那速度太快,快得让人脊背发凉,牙关打颤。
不到六十秒——两把微冲的弹匣全部打空,现场只剩死寂。
三辆轿车歪斜停著,残破的车灯还亮著,惨白光柱直直刺向前方。
咔嚓!
陈瑜收起微冲,抽出一把手枪,利落拨开保险。
他从暗处踱出,脚步沉稳,每一步都像压在人心口上,最终停在笑面虎面前。
“別……別杀我。”
笑面虎喉结上下滚动,声音发虚:“哥,大哥,真不是我的主意,全是老大下的令!”
“钱!我全给你!所有钱,一分不留!”
此刻他眼里只剩活命。
可陈瑜刚屠尽一整队持枪者,又怎会独留他一条命?
只淡淡一句:“我向来不结仇——有怨,当场就清了。”
话音未落,枪响。
就在子弹出膛的剎那,背后一道凌厉风声劈来——是乌鸦。
趁陈瑜与笑面虎对峙,他悄然滑下车厢,抄起一柄厚背大砍刀,照准后颈狠劈而下。
东星五虎之一,刀口舔血十几年,早看清今日没退路。
更清楚眼前这人有多嚇人:转眼间,己方所有枪手全被点名放倒。
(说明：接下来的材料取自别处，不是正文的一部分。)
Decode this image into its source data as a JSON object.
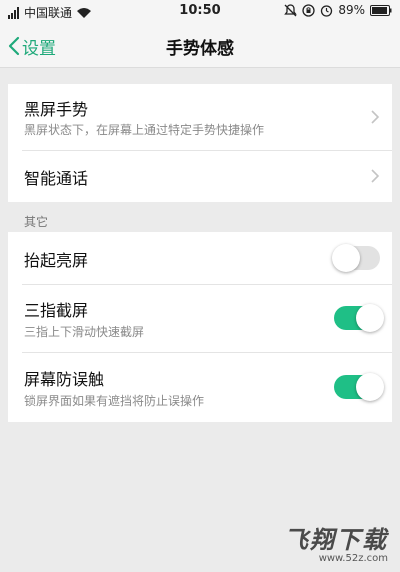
{
  "status_bar": {
    "carrier": "中国联通",
    "time": "10:50",
    "battery_percent": "89%"
  },
  "nav": {
    "back_label": "设置",
    "title": "手势体感"
  },
  "group1": {
    "items": [
      {
        "title": "黑屏手势",
        "subtitle": "黑屏状态下，在屏幕上通过特定手势快捷操作"
      },
      {
        "title": "智能通话"
      }
    ]
  },
  "section_label": "其它",
  "group2": {
    "items": [
      {
        "title": "抬起亮屏",
        "toggle_on": false
      },
      {
        "title": "三指截屏",
        "subtitle": "三指上下滑动快速截屏",
        "toggle_on": true
      },
      {
        "title": "屏幕防误触",
        "subtitle": "锁屏界面如果有遮挡将防止误操作",
        "toggle_on": true
      }
    ]
  },
  "watermark": {
    "logo": "飞翔下载",
    "url": "www.52z.com"
  },
  "colors": {
    "accent": "#1fa97a",
    "toggle_on": "#1fbf86",
    "toggle_off": "#e2e2e2"
  }
}
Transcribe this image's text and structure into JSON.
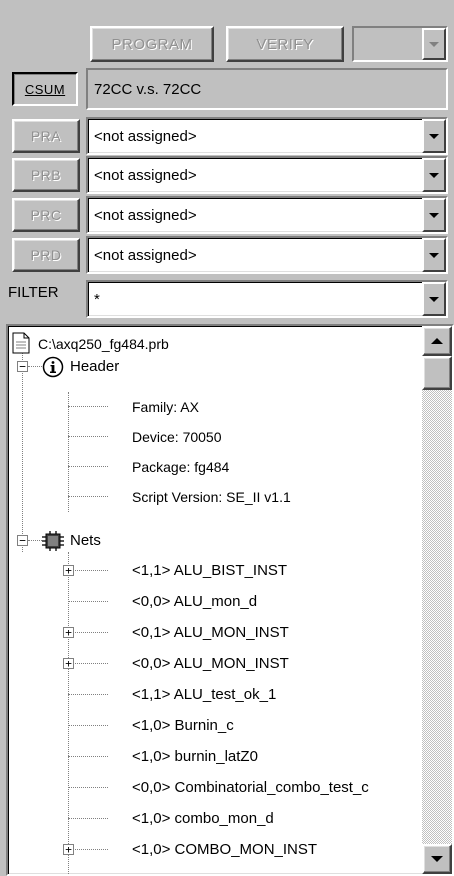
{
  "toolbar": {
    "program_label": "PROGRAM",
    "verify_label": "VERIFY",
    "device_dropdown_value": ""
  },
  "csum": {
    "button_label": "CSUM",
    "value": "72CC v.s. 72CC"
  },
  "assignments": [
    {
      "button_label": "PRA",
      "value": "<not assigned>"
    },
    {
      "button_label": "PRB",
      "value": "<not assigned>"
    },
    {
      "button_label": "PRC",
      "value": "<not assigned>"
    },
    {
      "button_label": "PRD",
      "value": "<not assigned>"
    }
  ],
  "filter": {
    "label": "FILTER",
    "value": "*"
  },
  "tree": {
    "root": {
      "icon": "file-icon",
      "label": "C:\\axq250_fg484.prb"
    },
    "header": {
      "icon": "info-icon",
      "label": "Header",
      "expander": "−",
      "children": [
        "Family: AX",
        "Device: 70050",
        "Package: fg484",
        "Script Version: SE_II v1.1"
      ]
    },
    "nets": {
      "icon": "chip-icon",
      "label": "Nets",
      "expander": "−",
      "children": [
        {
          "label": "<1,1> ALU_BIST_INST",
          "expandable": true
        },
        {
          "label": "<0,0> ALU_mon_d",
          "expandable": false
        },
        {
          "label": "<0,1> ALU_MON_INST",
          "expandable": true
        },
        {
          "label": "<0,0> ALU_MON_INST",
          "expandable": true
        },
        {
          "label": "<1,1> ALU_test_ok_1",
          "expandable": false
        },
        {
          "label": "<1,0> Burnin_c",
          "expandable": false
        },
        {
          "label": "<1,0> burnin_latZ0",
          "expandable": false
        },
        {
          "label": "<0,0> Combinatorial_combo_test_c",
          "expandable": false
        },
        {
          "label": "<1,0> combo_mon_d",
          "expandable": false
        },
        {
          "label": "<1,0> COMBO_MON_INST",
          "expandable": true
        }
      ]
    }
  }
}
幸亏他一直缩在后座,才捡回半条命。
所以一见破绽,立刻扑杀。
若非怕翻找地上武器动静太大、惊动对方,他本可先摸走一把枪,胜算更大。
可就在乌鸦嘴角刚扬起半分狞笑时,那点笑意猛地冻住。
陈瑜头也没回,反手一抓——五指如钳,不偏不倚扣死刀身。
掌心硬如精钢,纹丝不动。
乌鸦双臂暴起青筋猛拽,刀却像焊在他手上,分毫不移。
砰!
陈瑜旋身抬手,一枪爆头。
同时,脑海里再次响起提示:
“击杀两个原定人物,掠夺6点本源,融合度提升百分之0。6。”
陈瑜眉梢微抬:“才六点?”
他此去东星赌场,並非偶然。
早让肥鼠摸清底细,確认是笑面虎的地盘,才专程踩点。
目的明確:除掉这些银幕里的老面孔,榨取本源,推高融合度。
顺手捞钱也是计划一环——赌局贏太多,社团必下黑手;笑面虎动手,他反杀便名正言顺。